There are at least a couple of things for low-risk investors to like about Brookfield's business. One is that the company can count on steady cash flow. Another is that Brookfield doesn't have to worry too much about competition for many of its assets. For example, it's not likely that another company will build additional natural gas pipelines, ports, or toll roads in areas where Brookfield operates.

Investors should also like Brookfield's great dividend. Its dividend currently yields 4.86%. The company expects to boost its dividend by at least 5% annually.

But can Brookfield Instrastructure Partners deliver growth? Yep. The company posted 10% organic growth in the first quarter of 2019 and has sold several lower-performing assets that it's investing into new assets that should generate stronger growth. 

3. Intuitive Surgical

Intuitive Surgical ranks as the undisputed leader in the field of robotic surgical systems. Close to 5,000 of the company's da Vinci robotic surgical systems have been installed across the world.

Conservative investors should appreciate Intuitive Surgical's razor-and-blades business model. Over 70% of the company's total revenue comes from recurring sources -- primarily instruments and accessories that must be replaced after surgical procedures are performed.

There are other robotic surgical systems on the market and more likely on the way. However, Intuitive Surgical's long track record and large install base give the company significant competitive advantages over rivals.

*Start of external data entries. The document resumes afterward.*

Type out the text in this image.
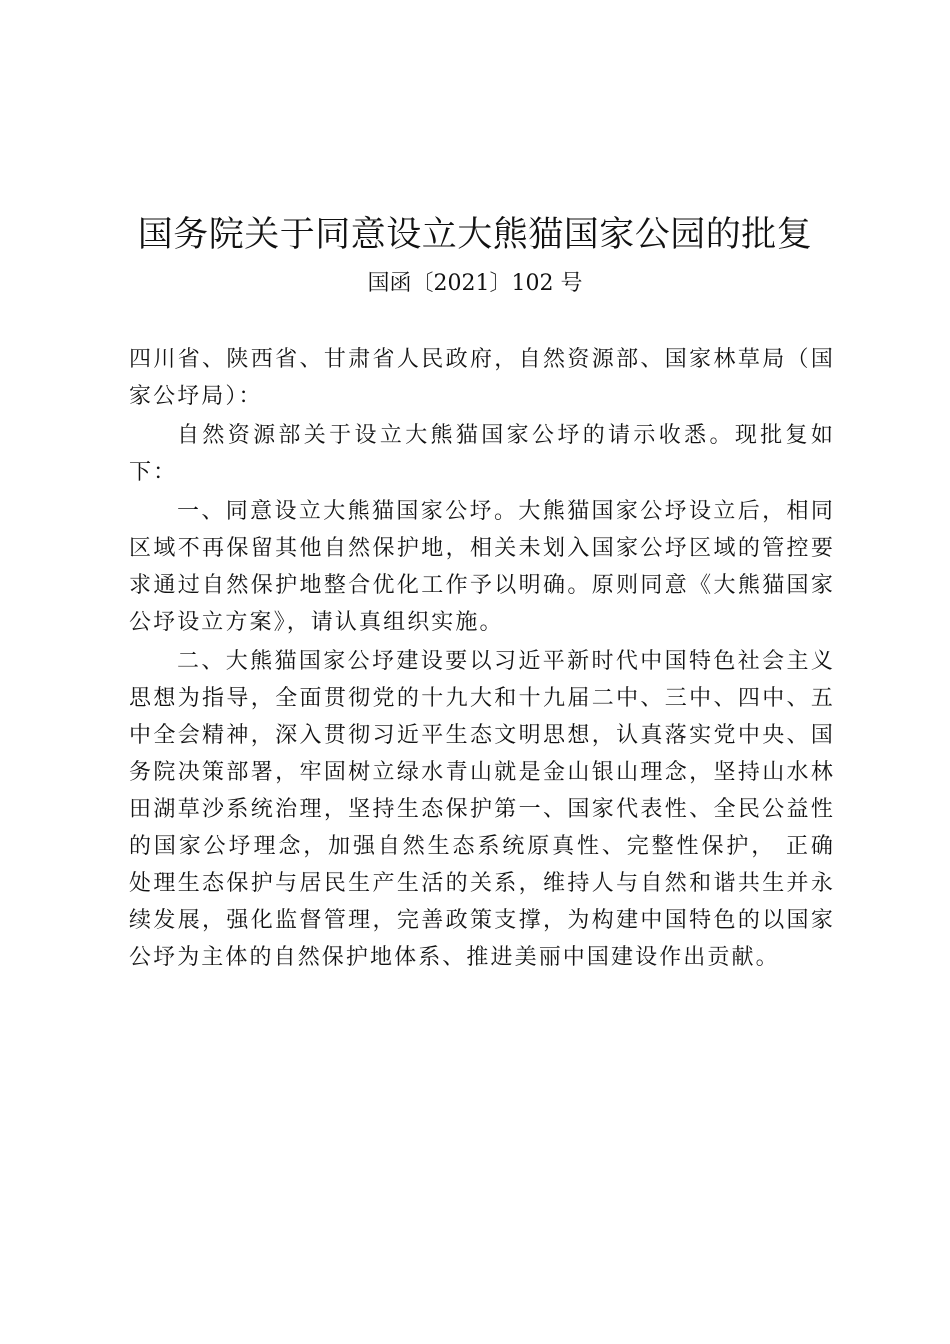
国务院关于同意设立大熊猫国家公园的批复
国函〔2021〕102 号

四川省、陕西省、甘肃省人民政府，自然资源部、国家林草局（国家公㘧局）：

自然资源部关于设立大熊猫国家公㘧的请示收悉。现批复如下：

一、同意设立大熊猫国家公㘧。大熊猫国家公㘧设立后，相同区域不再保留其他自然保护地，相关未划入国家公㘧区域的管控要求通过自然保护地整合优化工作予以明确。原则同意《大熊猫国家公㘧设立方案》，请认真组织实施。

二、大熊猫国家公㘧建设要以习近平新时代中国特色社会主义思想为指导，全面贯彻党的十九大和十九届二中、三中、四中、五中全会精神，深入贯彻习近平生态文明思想，认真落实党中央、国务院决策部署，牢固树立绿水青山就是金山银山理念，坚持山水林田湖草沙系统治理，坚持生态保护第一、国家代表性、全民公益性的国家公㘧理念，加强自然生态系统原真性、完整性保护， 正确处理生态保护与居民生产生活的关系，维持人与自然和谐共生并永续发展，强化监督管理，完善政策支撑，为构建中国特色的以国家公㘧为主体的自然保护地体系、推进美丽中国建设作出贡献。
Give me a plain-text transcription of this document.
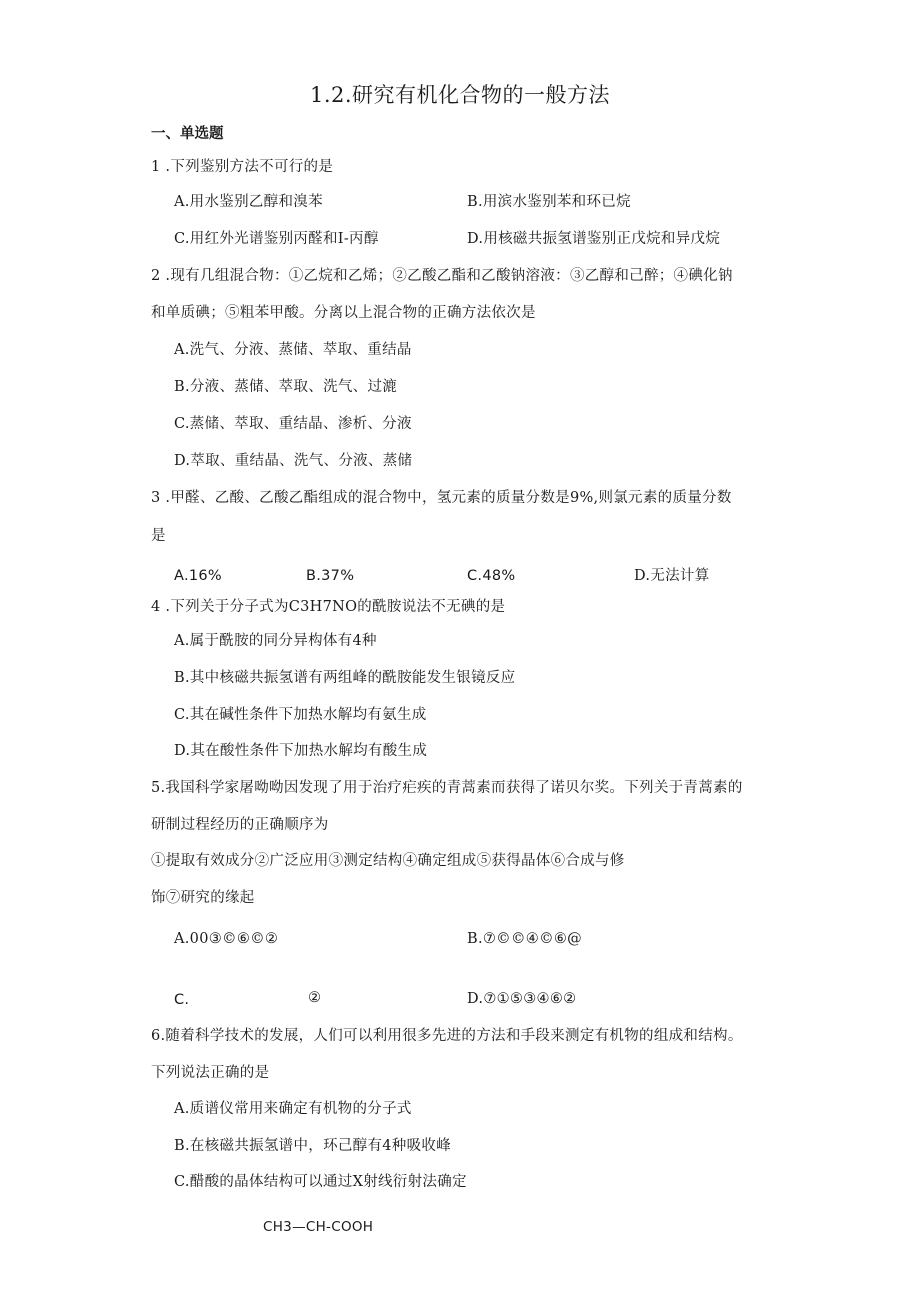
1.2.研究有机化合物的一般方法
一、单选题
1 .下列鉴别方法不可行的是
A.用水鉴别乙醇和溴苯	B.用滨水鉴别苯和环已烷
C.用红外光谱鉴别丙醛和I-丙醇	D.用核磁共振氢谱鉴别正戊烷和异戊烷
2 .现有几组混合物：①乙烷和乙烯；②乙酸乙酯和乙酸钠溶液：③乙醇和己醉；④碘化钠
和单质碘；⑤粗苯甲酸。分离以上混合物的正确方法依次是
A.洗气、分液、蒸储、萃取、重结晶
B.分液、蒸储、萃取、洗气、过漉
C.蒸储、萃取、重结晶、渗析、分液
D.萃取、重结晶、洗气、分液、蒸储
3 .甲醛、乙酸、乙酸乙酯组成的混合物中，氢元素的质量分数是9%,则氯元素的质量分数
是
A.16%	B.37%	C.48%	D.无法计算
4 .下列关于分子式为C3H7NO的酰胺说法不无碘的是
A.属于酰胺的同分异构体有4种
B.其中核磁共振氢谱有两组峰的酰胺能发生银镜反应
C.其在碱性条件下加热水解均有氨生成
D.其在酸性条件下加热水解均有酸生成
5.我国科学家屠呦呦因发现了用于治疗疟疾的青蒿素而获得了诺贝尔奖。下列关于青蒿素的
研制过程经历的正确顺序为
①提取有效成分②广泛应用③测定结构④确定组成⑤获得晶体⑥合成与修
饰⑦研究的缘起
A.00③©⑥©②	B.⑦©©④©⑥@
C.	②	D.⑦①⑤③④⑥②
6.随着科学技术的发展，人们可以利用很多先进的方法和手段来测定有机物的组成和结构。
下列说法正确的是
A.质谱仪常用来确定有机物的分子式
B.在核磁共振氢谱中，环己醇有4种吸收峰
C.醋酸的晶体结构可以通过X射线衍射法确定
CH3—CH-COOH
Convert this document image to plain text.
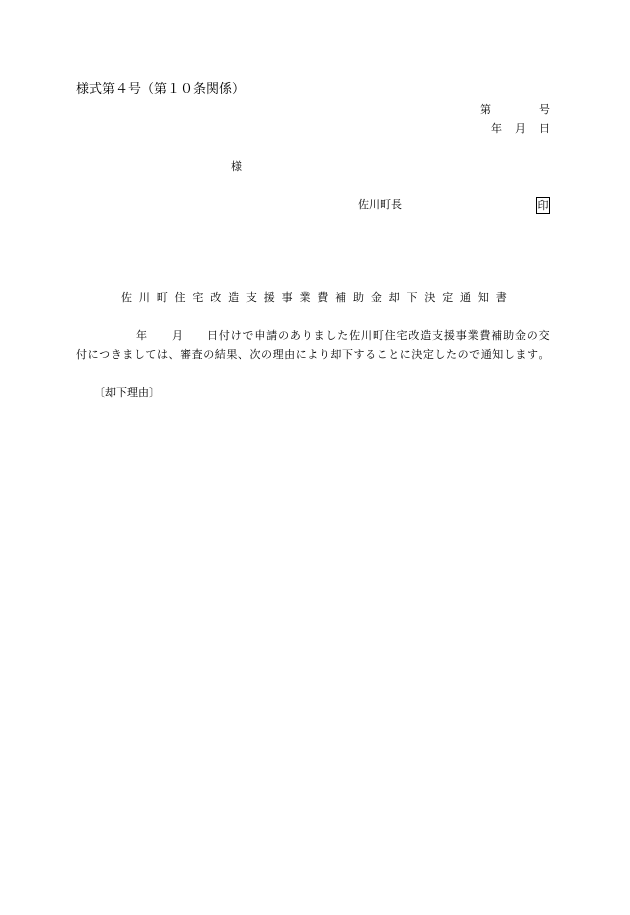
様式第４号（第１０条関係）
第	号
年 月 日
様
佐川町長	印
佐 川 町 住 宅 改 造 支 援 事 業 費 補 助 金 却 下 決 定 通 知 書
年 月 日 付 け で 申 請 の あ り ま し た 佐 川 町 住 宅 改 造 支 援 事 業 費 補 助 金 の 交
付 に つ き ま し て は 、 審 査 の 結 果 、 次 の 理 由 に よ り 却 下 す る こ と に 決 定 し た の で 通 知 し ま す 。
〔却下理由〕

Growth shouldn't be an issue for Intuitive Surgical even with some competition in the industry. As baby boomers age, the volumes of surgical procedures for which the company's da Vinci systems are used will increase significantly. Innovation should also fuel growth as Intuitive rolls out new technology that expands the types of procedures performed using robotic surgery systems.  

Still some risks

Alphabet, Brookfield Infrastructure Partners, and Intuitive Surgical face some risks. A major economic slowdown, for example, would likely weigh on all three stocks.

Alphabet's revenue growth slowed somewhat in the first quarter due to the timing of changes to its advertising products, causing the stock to fall. Brookfield also reported slower growth as it disposed of some assets. Intuitive Surgical is in the middle of a transition with more customers leasing systems instead of purchasing them. This shift is taking a toll on the company's revenue growth.

The good news is that all of these are short-term issues. For investors with long-term horizons who are looking to buy stocks with relatively low risk levels, Alphabet, Brookfield Infrastructure Partners, and Intuitive Surgical should definitely be on the shortlist.